First it was the Japanese. Then a couple Germans and the Koreans. Now the rest of the Germans. The Italians have one foot in the water. But except for a fleeting presence through American Motors, both with Simca as a subsidiary and later with Renault as an owner, the French -- who dominated the global industry in its formative years in the 19th century -- are nowhere to be found. Why?
Now it may be that Renault's control of Nissan represents de facto entry. Certainly purchasing is handled on a global basis, and there's cooperation in engineering. It may be that some Nissan products currently on sale in fact use a Renault platform (Perhaps one of my readers can fill in the gap.) But the absence is puzzling.
That's even more true of PSA (Peugeot-Citroen). The last time I looked (I'm probably showing my years!) they were doing well in Europe and solidly profitable. They keep up with technology, as seen in the customer base of the winners of the PACE Supplier of the Year innovation award for which I'm a judge. They're simply not here.

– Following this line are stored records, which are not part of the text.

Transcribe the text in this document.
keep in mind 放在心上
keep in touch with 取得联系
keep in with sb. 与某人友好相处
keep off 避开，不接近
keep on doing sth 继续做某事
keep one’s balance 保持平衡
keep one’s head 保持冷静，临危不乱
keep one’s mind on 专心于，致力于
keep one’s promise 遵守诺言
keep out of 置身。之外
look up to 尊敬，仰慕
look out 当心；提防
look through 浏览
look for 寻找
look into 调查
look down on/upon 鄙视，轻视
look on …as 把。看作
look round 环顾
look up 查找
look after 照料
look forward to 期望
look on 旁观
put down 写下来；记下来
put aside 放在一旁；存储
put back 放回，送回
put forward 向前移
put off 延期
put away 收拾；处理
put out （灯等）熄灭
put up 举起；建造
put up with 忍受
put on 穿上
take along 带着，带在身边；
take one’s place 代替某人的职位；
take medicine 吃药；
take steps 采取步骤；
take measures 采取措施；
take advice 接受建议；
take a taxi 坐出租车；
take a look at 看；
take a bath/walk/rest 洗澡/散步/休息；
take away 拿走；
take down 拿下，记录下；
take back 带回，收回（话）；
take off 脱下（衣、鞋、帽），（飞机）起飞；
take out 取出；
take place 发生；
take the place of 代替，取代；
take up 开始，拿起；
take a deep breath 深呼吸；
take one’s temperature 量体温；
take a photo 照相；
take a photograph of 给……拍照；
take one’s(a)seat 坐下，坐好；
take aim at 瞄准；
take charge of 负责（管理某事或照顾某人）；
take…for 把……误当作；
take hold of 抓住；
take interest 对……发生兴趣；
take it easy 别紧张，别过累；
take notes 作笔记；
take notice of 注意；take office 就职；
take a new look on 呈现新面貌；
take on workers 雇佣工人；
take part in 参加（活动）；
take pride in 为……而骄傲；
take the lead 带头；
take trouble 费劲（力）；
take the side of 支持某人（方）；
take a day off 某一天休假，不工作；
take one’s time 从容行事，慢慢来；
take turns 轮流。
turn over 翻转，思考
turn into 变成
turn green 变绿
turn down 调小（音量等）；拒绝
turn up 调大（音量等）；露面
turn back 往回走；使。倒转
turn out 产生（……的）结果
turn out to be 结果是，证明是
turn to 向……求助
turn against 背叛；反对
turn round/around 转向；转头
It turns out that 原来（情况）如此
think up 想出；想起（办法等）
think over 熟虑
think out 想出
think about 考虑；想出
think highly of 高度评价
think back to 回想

So what is their strategy? Do they believe that sufficient technology resides in the supplier base that they do not need sheer size to fund the R&D for tomorrow's products? Are they making enough money in small cars that they've chosen to "stick to their knitting" -- not venture into segments with which they have no experience -- and are therefore passing up the US market with its cheap gas and penchange for fuel guzzlers?
I don't know, but I've started to think about the variance in such "macro" strategy across the top vehicle assemblers. Suzuki strikes me as the closest analog, but they have a strong base in India, though it's probably no longer accurate to say that they dominate the market through their joint venture Maruti. Then there's Daihatsu, but they were gobbled up by Toyota and so, for better or for worse, are shackled to the small vehicle niche. Daihatsu long ago exited the US market; Suzuki seems likely to. So maybe PSA made a sensible strategic decision, and refused to join the herd in entering (and now exiting) the US.
My curiosity is piqued, but I have no answers.